A solution then will require balance and appropriate involvement from all sides - pastors, parents, youth workers and the young people themselves. Certain pitfalls will need to be avoided:

-  The pastor or youth worker who has a ‘quiet word’ with the parents, telling them to get Sara to give up her county swimming because its taking her away from church. Have they thought about the disenfranchisement that she could feel with church as a result, and even if she doesn’t what about the subtle message she is learning that church = cultural disengagement?

-  The parents who admirably try to fit Ankur’s church around sport, but without thinking about how they can marry the two together or communicating adequately to their church. Consequently he picks up the significant signal that church comes second to sport (particularly when they win!) and quickly it becomes very difficult for him to have meaningful contact with church and other Christians his age.

There are no easy answers and no one ‘out of a box’ solution that every parent and youth worker can implement, but considering the above principles here are some suggestions to help think this difficult area through.

1.  Communicate. Parents have a great opportunity to teach their children about the various priorities as they work this through, so talk it through with your children - pray about it with them. Similarly talk to your church about it. Help them understand your thinking and see how they can support you as a family.

2.  Check your heart. Parents may well be wanting to bask in the reflected glory of their child’s county trial. Children may well want to please their parents by getting selected. Ministry staff may well be governed by a concern not to lose a ‘key family’ from their ministry. Pray for godly motivations and be honest with yourself about your real motives (often dressed up in pseudo-godly way!

3.  Don’t force a choice between the two if you don’t have to - if there is a workable solution then go for it, but as you do so be realistic about its implications both practically but also spiritually. So parents if you will drive two hours to watch your child play squash against another club, will you be similarly devoted to getting them to and from youth group on Friday evening?

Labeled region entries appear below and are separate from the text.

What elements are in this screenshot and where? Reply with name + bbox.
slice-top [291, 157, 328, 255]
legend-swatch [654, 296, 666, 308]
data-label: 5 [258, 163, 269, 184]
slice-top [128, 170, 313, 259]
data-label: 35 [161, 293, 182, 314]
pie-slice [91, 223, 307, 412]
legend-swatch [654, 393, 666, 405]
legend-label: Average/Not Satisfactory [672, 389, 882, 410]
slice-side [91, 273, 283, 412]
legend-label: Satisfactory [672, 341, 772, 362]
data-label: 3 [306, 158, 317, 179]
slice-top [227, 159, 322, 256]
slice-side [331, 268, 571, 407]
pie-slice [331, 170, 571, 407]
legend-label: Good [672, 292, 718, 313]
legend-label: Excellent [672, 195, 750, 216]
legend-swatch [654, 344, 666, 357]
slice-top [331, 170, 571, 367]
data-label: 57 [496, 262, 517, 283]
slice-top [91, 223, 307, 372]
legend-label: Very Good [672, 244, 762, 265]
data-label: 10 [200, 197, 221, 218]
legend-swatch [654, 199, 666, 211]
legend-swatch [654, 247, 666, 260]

4.  Realise the primary role that parents have for the spiritual health of their children. It is primarily the parents job, not the church’s, to bring up their children in the grace and truth of the gospel. This does not mean you are responsible for wether they trust in Christ - that is God’s area, but beware the thinking that “as long as I get my child to youth group then I’ve done my bit”. Youth leaders are there to help but its your child and ultimately under God he or she is your responsibility. So take an active lead in trying to resolve the church sport tension yourself. There was a great example of a Father who would drive his young lad to rugby on Sunday mornings but every week they would pull over for half an hour on the way there and do a bible study together that he had prepared. It turned out to be the most precious time of the week between him and his son!